Le DEC qualifiant en soins infirmiers, un plus pour le Québec

Le DEC en soins infirmiers doit demeurer la porte d’accès à la profession pour assurer aux Québécois le nombre d’infirmières nécessaire au bon fonctionnement de notre système de santé, estime l'auteur. 
Photo: Michaël Monnier Le Devoir Le DEC en soins infirmiers doit demeurer la porte d’accès à la profession pour assurer aux Québécois le nombre d’infirmières nécessaire au bon fonctionnement de notre système de santé, estime l'auteur. 

L’organisation des soins dans le système de santé québécois en général et les conditions de travail des infirmières en son sein en particulier font l’objet d’un intense débat public depuis quelques semaines, un débat que la Fédération des cégeps suit avec grande attention.

Or, certaines personnes en provenance du milieu universitaire semblent vouloir profiter de ce débat pour faire avancer leurs propres objectifs, soit celui de rendre le baccalauréat obligatoire pour exercer la profession d’infirmière et de remettre en cause le DEC qualifiant en soins infirmiers, qui est actuellement offert dans 46 des 48 cégeps, donc partout au Québec. C’est ce qui ressort d’une lettre intitulée « La formation infirmière, un aspect évacué du débat », publiée dans Le Devoir du 28 février sous la plume de deux infirmières bachelières affiliées à l’Université de Sherbrooke et à l’Université de Montréal.

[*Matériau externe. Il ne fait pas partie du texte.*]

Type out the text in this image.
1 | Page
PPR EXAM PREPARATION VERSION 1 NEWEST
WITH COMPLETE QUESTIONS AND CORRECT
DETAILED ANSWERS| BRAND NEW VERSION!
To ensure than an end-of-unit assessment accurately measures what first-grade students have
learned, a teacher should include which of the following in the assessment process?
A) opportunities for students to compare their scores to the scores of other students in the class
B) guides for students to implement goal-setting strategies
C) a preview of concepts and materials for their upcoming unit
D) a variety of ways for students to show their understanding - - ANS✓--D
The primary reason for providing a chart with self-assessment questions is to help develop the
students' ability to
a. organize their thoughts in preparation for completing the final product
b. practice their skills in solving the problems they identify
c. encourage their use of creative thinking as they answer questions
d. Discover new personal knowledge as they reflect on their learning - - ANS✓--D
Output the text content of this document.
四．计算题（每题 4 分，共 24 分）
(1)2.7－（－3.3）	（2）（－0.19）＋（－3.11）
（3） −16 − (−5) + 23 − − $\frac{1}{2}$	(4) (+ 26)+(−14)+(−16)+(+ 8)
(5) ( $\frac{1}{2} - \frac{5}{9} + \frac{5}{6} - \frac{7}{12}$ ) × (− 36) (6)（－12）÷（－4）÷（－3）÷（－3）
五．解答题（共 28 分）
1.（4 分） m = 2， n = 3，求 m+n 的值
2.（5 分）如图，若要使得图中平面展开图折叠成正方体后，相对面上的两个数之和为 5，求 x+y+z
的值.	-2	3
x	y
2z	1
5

Une telle demande n’a rien de nouveau ; elle a elle-même déjà fait objet de débats en 2014, dans la foulée du rapport du Groupe de travail sur la formation de la relève infirmière, auquel siégeait la Fédération des cégeps.

Dans ce contexte, la Fédération des cégeps croit utile de rappeler quelques faits sur la formation de la relève infirmière dans le but de rassurer la population sur la qualité des services qui lui sont donnés dans les différents milieux de la santé et des services sociaux.

D’abord, répétons-le une fois de plus : le fait d’opposer la formation du personnel infirmier d’ici à celle qui est offerte ailleurs, c’est précisément « évacuer du débat » l’existence du cégep et de sa formation collégiale en soins infirmiers, des réalités propres au Québec. Pourquoi établir d’office un parallèle entre nos besoins et ceux d’autres sociétés sans tenir compte des particularités du Québec en matière d’enseignement supérieur ? Les cégeps, qui ont pris le relais des écoles d’infirmières et qui forment depuis 50 ans le personnel infirmier au service de plusieurs générations de Québécoises et de Québécois tout en faisant évoluer la formation, n’ont tout simplement pas à rougir des comparaisons avec la formation offerte dans d’autres pays ou dans d’autres provinces.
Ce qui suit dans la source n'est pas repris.